Spike Lee does not advocate violence but believes that the days of silence are over. In Do the Right Thing blacks riot because they are bitterly angry. Rioting allows them to act out their pent up rage and frustration. It dispels the notion that they cannot have a voice in the affairs of their community even if the end result is the destruction of the community. For these individuals, rioting is a form of physical protest in an unjust society where essentially too many "police investigations" of "the police" end with a verdict of not guilty
Individuals of America nationals tried to overlook the issues that were occurring in America, yet Spike lee constrained them to look confront reality. Ethnicity, a racial stereotyping, has been around. Therefore, Lee is just going to publicize the truth of it. Meanwhile, the characters that appear in the film are altogether battling against each other and confronting similar issues. A few Americans tried to disregard the endless issues that exist in America, yet Do the Right Thing is an extraordinary case of the diverse instances of narrow-mindedness, discrimination, and inequality. Lee's movies employ diverse reason to meditate on basic issues that grieved the contemporary world. Lee supposed in filming movies based on real-life situations. Do the Right Thing creator influenced America to understand that many individuals are confronting police ruthlessness and racism.

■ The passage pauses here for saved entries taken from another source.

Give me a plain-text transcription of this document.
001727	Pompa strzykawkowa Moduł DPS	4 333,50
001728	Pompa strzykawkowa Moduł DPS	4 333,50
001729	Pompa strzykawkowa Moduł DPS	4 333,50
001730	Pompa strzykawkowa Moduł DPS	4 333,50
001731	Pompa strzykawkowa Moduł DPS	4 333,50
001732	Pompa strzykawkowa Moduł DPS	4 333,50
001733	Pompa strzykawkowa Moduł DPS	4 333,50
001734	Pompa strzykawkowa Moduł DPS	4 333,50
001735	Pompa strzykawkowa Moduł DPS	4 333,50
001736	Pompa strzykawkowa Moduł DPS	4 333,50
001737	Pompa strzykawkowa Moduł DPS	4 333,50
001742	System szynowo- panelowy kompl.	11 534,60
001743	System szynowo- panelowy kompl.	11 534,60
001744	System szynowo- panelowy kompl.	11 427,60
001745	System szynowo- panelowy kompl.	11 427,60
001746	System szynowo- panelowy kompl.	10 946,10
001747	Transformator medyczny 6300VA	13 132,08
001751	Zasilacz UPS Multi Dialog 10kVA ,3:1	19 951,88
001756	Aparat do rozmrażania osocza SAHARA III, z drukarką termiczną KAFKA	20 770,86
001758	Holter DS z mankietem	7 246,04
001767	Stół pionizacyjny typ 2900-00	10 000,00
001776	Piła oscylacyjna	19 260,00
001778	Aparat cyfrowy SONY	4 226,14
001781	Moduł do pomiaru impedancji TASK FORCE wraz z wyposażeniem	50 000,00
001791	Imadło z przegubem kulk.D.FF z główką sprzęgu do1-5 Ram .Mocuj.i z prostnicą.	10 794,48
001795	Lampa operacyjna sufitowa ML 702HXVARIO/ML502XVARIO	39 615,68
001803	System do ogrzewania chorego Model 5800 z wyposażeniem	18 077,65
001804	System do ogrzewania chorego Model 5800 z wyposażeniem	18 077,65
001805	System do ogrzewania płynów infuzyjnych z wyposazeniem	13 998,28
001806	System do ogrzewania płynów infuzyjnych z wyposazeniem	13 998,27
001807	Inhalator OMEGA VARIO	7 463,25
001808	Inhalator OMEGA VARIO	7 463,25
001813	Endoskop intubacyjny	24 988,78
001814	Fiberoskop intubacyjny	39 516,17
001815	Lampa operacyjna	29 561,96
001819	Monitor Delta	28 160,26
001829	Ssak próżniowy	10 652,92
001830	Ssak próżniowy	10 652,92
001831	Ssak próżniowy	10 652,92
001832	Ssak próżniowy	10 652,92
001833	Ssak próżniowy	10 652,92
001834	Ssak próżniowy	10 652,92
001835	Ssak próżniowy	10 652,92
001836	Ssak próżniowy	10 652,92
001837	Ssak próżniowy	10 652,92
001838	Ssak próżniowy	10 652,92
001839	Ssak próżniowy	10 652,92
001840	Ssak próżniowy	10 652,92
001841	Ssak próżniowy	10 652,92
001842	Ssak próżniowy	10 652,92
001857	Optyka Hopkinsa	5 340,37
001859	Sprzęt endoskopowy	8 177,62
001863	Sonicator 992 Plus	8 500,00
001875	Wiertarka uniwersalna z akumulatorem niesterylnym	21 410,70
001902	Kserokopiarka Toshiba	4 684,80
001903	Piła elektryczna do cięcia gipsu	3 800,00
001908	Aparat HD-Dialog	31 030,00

After, viewing Spike Lee’s feature film Do the Right Thing (1989) a viewer might ask her/himself if Lee is exploiting race by relying on stereotypical characters or if he is using stereotypes in a positive way to expose the intricate web of problems Americans create when they use stereotypes such as skin color to define individuals. Lee’s film is set in the mixed race/class neighborhood where he grew up, Bedford Stuyvesant of Brooklyn, New York. His characters represent mainly minority races, and he uses each in a positive way to direct his audience’s attention to the many behaviors that create the race-based problems plaguing far too many individuals in cities today. By creating well rounded stereotypical characters whom viewers sympathize as types, Lee alerts viewers to the fact that each individual is part of the problems created by racial injustice and that if they continue that path they are allowing a tragic history to repeat itself.

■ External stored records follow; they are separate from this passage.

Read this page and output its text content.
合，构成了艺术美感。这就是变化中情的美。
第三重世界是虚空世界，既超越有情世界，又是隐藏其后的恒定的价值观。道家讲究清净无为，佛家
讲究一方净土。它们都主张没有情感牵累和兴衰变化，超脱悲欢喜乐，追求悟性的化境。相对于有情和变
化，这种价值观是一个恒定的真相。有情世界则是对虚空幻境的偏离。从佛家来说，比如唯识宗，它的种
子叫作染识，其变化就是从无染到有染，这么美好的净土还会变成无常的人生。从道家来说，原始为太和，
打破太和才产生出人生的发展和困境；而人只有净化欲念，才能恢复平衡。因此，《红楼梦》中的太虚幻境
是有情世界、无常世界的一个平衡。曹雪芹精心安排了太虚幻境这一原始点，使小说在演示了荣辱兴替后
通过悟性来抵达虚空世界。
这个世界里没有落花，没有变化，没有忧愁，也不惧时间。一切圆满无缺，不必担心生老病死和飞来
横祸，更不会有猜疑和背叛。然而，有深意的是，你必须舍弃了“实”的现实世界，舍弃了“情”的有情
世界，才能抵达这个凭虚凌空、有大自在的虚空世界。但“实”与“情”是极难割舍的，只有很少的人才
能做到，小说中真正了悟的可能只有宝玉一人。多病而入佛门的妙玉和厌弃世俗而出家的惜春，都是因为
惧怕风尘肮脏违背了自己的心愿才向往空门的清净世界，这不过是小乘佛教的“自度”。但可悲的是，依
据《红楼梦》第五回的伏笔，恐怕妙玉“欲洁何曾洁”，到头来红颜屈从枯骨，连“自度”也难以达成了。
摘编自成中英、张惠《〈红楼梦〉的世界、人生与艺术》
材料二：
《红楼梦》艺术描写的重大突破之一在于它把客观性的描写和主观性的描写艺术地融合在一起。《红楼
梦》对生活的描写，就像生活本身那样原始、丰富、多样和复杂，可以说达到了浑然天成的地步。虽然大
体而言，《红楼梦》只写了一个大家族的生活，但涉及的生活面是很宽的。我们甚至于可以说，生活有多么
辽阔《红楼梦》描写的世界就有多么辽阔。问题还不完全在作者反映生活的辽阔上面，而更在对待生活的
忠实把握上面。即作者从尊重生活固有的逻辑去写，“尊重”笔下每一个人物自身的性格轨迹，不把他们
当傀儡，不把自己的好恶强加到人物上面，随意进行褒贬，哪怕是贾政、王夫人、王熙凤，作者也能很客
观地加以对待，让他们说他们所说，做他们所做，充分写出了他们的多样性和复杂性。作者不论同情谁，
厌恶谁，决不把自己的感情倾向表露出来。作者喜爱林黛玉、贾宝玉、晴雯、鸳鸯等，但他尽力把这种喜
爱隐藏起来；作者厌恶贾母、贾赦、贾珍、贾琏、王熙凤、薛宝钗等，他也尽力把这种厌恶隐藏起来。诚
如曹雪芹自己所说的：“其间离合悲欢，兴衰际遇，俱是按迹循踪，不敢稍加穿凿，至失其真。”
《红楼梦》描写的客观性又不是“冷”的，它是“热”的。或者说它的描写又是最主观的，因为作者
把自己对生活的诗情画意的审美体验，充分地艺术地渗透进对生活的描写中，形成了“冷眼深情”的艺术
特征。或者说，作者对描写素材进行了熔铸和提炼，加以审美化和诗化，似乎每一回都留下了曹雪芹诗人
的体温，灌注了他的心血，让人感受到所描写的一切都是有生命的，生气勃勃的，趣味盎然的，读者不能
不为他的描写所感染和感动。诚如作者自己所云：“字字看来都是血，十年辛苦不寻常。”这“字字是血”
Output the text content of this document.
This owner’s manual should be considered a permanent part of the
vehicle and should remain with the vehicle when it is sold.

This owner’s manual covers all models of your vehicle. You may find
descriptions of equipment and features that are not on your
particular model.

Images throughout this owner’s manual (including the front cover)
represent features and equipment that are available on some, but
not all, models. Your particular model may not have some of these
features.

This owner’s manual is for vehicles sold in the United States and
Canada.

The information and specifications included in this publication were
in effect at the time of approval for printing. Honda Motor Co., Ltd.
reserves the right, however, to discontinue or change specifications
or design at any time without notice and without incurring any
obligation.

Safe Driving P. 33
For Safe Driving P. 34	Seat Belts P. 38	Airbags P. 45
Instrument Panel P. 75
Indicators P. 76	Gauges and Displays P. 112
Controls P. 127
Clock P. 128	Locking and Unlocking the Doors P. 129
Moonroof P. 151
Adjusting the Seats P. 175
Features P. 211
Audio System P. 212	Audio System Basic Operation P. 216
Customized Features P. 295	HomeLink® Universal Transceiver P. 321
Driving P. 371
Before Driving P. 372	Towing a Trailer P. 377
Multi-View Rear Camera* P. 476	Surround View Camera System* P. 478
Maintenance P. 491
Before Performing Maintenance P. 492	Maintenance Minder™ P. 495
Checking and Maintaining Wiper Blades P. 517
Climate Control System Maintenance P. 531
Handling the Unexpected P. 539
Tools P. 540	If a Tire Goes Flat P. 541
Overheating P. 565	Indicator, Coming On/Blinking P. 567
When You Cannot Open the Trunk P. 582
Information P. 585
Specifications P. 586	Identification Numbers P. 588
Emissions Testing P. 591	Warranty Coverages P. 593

Viewers of the movie Do The Right Thing will be familiar with questioning the meaning of “justified,” because the main character carries out a controversial action. Mookie, a black man, threw a trash can into the window of a white man’s pizzeria and started a riot where the whole block destroyed the restaurant. This was a reaction to seeing his black friend, Radio Raheem, murdered by the police in front of the town, while he was protesting racial injustice. Riots like this broke out during the civil rights movement, and those are still controversial today as if they helped or hindered their cause. Today, Black Lives Matter is known for holding riots in protest of racial injustice that are also controversial. In this case, Mookie’s action was justified because he was understandably angry and frustrated, and he knew everyone taking it out on the restaurant itself was the best way to let out this frustration.

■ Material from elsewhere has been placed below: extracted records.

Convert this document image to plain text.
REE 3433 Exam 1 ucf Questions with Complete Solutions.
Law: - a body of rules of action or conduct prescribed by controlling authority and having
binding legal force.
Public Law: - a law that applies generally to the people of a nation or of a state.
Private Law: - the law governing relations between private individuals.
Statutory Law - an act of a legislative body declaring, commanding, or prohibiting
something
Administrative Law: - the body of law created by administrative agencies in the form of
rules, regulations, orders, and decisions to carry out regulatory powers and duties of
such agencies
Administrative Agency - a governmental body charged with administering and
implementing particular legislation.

In his 1989 film Do the Right Thing, Spike Lee uses elements of film style, including mise-en-scene and cinematography, to present the narrative theme of the film, which calls attention to the consequences of racial tensions in a Brooklyn neighborhood. These stylistic techniques are particularly prominent in two scenes where an African-American member of the community, Radio Raheem, encounters neighborhood residents of other races: Korean-American fruit-and-vegetable shop owners and an Italian-American pizzeria owner named Sal.